How to estimate error propagation on regressed function from covariance matrix using scipy.curve_fit?

94 views Asked by At

I need a hand with something. I'm using curve_fit from SciPy to fit a curve with three parameters. Now, when I use it, I get this thing called pcov, which I know is the covariance matrix. But here's the thing: can I use pcov to figure out how much my predictions might be off?

I know I can calculate the error between the real data and the fitted curve, but can I somehow use pcov to get that error variance directly for a new data point I'm predicting?

Thanks in advance

1

There are 1 answers

0
jlandercy On

Provided your model is continuous and smooth and the the covariance matrix is a good approximation (see @Nick ODell comments), you can use first order error propagation method to estimate first order error on your regression wrt parameters covariance.

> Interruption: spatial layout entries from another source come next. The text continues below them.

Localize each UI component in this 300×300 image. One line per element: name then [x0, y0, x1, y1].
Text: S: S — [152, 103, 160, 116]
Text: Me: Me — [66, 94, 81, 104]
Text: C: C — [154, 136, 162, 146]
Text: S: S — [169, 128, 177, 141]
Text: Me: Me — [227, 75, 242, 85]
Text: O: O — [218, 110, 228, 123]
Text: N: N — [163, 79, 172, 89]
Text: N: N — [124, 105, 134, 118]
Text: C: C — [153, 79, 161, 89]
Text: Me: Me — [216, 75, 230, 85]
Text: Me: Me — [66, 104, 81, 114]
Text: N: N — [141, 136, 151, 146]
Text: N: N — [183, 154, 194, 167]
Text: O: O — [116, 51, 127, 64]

Lets say you have the following dataset and model:

import numpy as np
import numdifftools as nd
from scipy import optimize, stats
import matplotlib.pyplot as plt

def model(x, a, b, c):
    return a * x + b / (x**2 + 1) + c

np.random.seed(123456)
x = np.linspace(-1, 1, 20)
p = (3, 2, 1)
y = model(x, *p)
s = np.full_like(y, 0.15)
n = s * np.random.normal(size=y.size)
y += n

popt, pcov = optimize.curve_fit(model, x, y, sigma=s, absolute_sigma=True)
# (array([3.01353034, 1.92219962, 1.01378869]),
#  array([[ 3.05357145e-03,  7.04390835e-11, -6.30392759e-11],
#         [ 7.04390835e-11,  3.92488970e-02, -3.02487191e-02],
#         [-6.30392759e-11, -3.02487191e-02,  2.44373750e-02]]))

We define the error function as follow:

def variance(model, x, p, Cp):
    
    def proxy(q):
        return model(x, *q)
    
    def projection(J):
        return J @ Cp @ J.T
    
    Jp = nd.Gradient(proxy)(p)
    Cy = np.apply_along_axis(projection, 1, Jp)
    
    return Cy

We can then estimate the curve:

xlin = np.linspace(x.min(), x.max(), 200)
yhat = model(xlin, *popt)

And assess the confidence interval:

alpha = 0.01
z = stats.norm.ppf(1 - alpha / 2.)
Cy = variance(model, xlin, popt, pcov)
sy = np.sqrt(Cy)
ci = z * sy

It graphically leads to:

fig, axe = plt.subplots()
axe.scatter(x, y, marker=".")
axe.plot(xlin, yhat)
axe.plot(xlin, yhat + ci, "--", color="k")
axe.plot(xlin, yhat - ci, "--", color="k")
axe.grid()

enter image description here

And gives an envelope where the curve would be found (if smooth and continuous) using parameters first order variation wrt their uncertainty.